How about our church history book where the testimonies of our older brothers and sisters inspire and remind me what a great heritage we have in the gospel regardless of our ethnicity?
And what am I doing, like my son’s wise teacher, to preserve resources for others?
A few years back, our presiding elder asked members of our branch to recall their conversion to Christ and write down their testimonies. Once a month, he emailed one to our congregation. What a blessing! I learned things I did not know about my brothers and sisters who I worship with every week and couldn’t wait to read each new one unveiled. At the end of the year, what a collective keepsake we had assembled!
When I was younger, our branch threw a celebration for members celebrating 50 or more years serving God. The young people were each assigned to interview a brother or sister and write down their testimonies, which were compiled and distributed for that event. All of those saints are gone now, but their words and examples live on. Are we still encouraging interactions like this between the generations to teach the busy and distracted young to “Pay attention to this! Someday you will treasure it…”?
For my dad’s 75th birthday, all his grandchildren drew pictures and wrote him letters detailing their favorite memories with him. Recently, I heard him refer to something he read, and I suspect he treasures that gift more than any socks, ties, or gift cards he received over the years.
What should we laminate and keep in our hearts on a continual basis? I can’t help but think that when the communion cup is passed to me every week, and we are reminded “This do in remembrance of me,” the fact that His grace saved one as unworthy as me is the greatest thing I could ever laminate!
This article has undergone ministry review and approval.
Your message has motivated me to post thousands of photos that I have taken of the saints and TCOJC events as each photo is a testimony in itself.

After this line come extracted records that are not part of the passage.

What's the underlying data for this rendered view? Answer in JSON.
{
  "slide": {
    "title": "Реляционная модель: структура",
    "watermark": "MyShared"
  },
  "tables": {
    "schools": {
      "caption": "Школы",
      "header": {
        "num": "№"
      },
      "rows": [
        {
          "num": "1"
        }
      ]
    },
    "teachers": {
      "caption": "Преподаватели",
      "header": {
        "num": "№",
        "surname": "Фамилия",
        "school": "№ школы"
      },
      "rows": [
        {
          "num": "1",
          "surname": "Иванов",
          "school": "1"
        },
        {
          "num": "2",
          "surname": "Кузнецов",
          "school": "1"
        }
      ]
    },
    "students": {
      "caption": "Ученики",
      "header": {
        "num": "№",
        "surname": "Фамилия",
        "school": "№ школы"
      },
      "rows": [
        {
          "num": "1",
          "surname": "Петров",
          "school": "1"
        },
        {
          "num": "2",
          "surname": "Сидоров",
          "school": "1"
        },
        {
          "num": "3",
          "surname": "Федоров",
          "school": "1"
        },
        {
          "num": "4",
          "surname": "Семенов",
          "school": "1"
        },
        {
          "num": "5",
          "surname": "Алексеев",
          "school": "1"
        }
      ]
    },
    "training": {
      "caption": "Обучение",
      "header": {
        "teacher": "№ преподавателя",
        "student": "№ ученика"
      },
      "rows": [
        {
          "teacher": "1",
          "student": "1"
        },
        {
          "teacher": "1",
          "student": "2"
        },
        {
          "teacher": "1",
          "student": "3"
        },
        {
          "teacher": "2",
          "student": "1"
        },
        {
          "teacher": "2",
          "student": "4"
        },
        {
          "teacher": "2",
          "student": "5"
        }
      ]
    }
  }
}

Now I just need to figure out how and where to post these photos to make them accessible to all. I’ll do them a few at a time and hopefully, I’ll post all of them before God calls me home. I am 80 years old now.
Amen Sister. What a beautifully blessed article.
I am a laminator. I love sealing and protecting treasures that capture my sons art work, letters, cards. This is a reminder for me to get busy logging my own testimonies & saving them. Though they may not mean much to my son now, perhaps one day they will mean as much to him as they do to me. Thank you Sister.